2. Clean Between Your Child’s Teeth
We know that flossing is difficult for most adults to master, so asking a child to floss might seem unrealistic. But it is very important to the health of their gums, teeth and future set of adult teeth.
As soon as you notice your children’s teeth begin to touch, it’s time to introduce them to flossing. Help them understand the importance of removing food between their teeth and under their gums. If they don’t want to floss after every meal, try to get them to floss at least once a day. This will help prevent cavities and other dental health issues.
3. Visit Your Dentist Regularly
We recommend that parents schedule their child’s first dentist appointment 6 months after their first tooth comes in. We don’t recommend waiting longer than their first birthday to ensure that any concerns are identified and monitored correctly.
In the first visit, a pediatric dentist can identify issues like plaque, cavities and poor gum health and make a plan for treatment if needed.
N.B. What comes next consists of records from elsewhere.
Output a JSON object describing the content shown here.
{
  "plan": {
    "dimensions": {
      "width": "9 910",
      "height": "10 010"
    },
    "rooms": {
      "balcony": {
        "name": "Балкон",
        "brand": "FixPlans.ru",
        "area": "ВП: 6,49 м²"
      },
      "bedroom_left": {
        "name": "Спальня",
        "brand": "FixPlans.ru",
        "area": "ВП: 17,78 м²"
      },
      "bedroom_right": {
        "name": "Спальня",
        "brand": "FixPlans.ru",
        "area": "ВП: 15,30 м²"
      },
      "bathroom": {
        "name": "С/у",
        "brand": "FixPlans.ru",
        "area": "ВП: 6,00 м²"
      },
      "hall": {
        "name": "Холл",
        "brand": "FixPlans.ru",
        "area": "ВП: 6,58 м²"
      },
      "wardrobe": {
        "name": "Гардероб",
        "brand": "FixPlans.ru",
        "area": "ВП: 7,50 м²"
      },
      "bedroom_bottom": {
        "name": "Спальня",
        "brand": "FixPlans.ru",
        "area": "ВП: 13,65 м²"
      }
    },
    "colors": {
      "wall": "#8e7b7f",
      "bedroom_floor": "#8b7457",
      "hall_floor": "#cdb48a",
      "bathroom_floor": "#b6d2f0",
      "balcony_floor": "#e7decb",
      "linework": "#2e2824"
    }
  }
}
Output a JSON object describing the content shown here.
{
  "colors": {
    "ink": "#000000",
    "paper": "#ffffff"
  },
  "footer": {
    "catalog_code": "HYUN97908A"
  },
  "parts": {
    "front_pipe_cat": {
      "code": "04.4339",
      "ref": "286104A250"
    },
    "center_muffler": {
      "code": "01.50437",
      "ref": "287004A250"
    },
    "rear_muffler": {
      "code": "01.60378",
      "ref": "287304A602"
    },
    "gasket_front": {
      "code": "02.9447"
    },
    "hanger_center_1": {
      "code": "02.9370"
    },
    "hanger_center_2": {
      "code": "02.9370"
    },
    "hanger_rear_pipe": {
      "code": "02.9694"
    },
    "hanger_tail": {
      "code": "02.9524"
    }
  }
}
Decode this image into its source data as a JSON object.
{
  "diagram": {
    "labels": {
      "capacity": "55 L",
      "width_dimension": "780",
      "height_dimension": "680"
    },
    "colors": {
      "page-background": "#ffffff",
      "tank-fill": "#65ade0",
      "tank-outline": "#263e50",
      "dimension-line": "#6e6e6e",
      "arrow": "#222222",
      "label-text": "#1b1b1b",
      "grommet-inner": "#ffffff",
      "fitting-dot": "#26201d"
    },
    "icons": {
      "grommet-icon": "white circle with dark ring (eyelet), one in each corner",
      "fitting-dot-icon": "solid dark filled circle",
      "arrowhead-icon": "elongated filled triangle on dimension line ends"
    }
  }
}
The earlier you can get your child to see a pediatric dentist, the more comfortable they will be with the whole process as they grow older, which will help with overall dental health.
4. Eat a Healthy Diet
A healthy diet is crucial to your child’s overall development and growth, but it is particularly important for their dental health. Eating the right kinds of food, and staying away from the wrong foods, will certainly help keep your kids’ teeth healthy as much as brushing and flossing.
Many popular children’s snacks contain peanut butter, which is relatively healthy and delicious to most kids. Unfortunately, the sticky texture of peanut butter combined with its high sugar concentration makes it a poor choice for your child’s teeth. Bacteria that cause tooth decay love to cling to sugars and carbs, so try to avoid eating excessive amounts of crackers, breads and cookies in a single sitting.
Children’s drinks are also a major factor in early tooth decay. Most are filled with sugar or acid that decays the enamel of your children’s teeth, causing cavities and other issues. Encourage your kids to drink water whenever possible. Not only does it help keep their body hydrated and growing, but it also reduces their exposure to the sugary drinks that will attack their teeth.
Instead, give your kids fruits, vegetables and other snacks like yogurt and hummus. You don’t have to restrict your child from these kinds of sugary snacks all the time, but just be extra careful to brush and floss after you indulge in them.
5. Consider Sealants and Fluoride Treatment
Sealants coat the grooves and pits of your child’s molars to protect against cavities. The Molars are particularly vulnerable to cavities as they have a wide surface that bites into most food your child is eating. Sealants help protect the teeth, especially from those sugary treats.
Fluoride is another helpful agent for protecting your child’s teeth. While it’s found in most public water sources and popular toothpastes, your dentist can also give your child a fluoride treatment. The process is simple and painless but provides an extra layer of protection from cavities. Most children won’t need the treatment as they’ll get enough fluoride from the water they drink and the toothpaste they use, but it is an option available to you. Ask your pediatric dentist if your child needs it at your next dentist visit.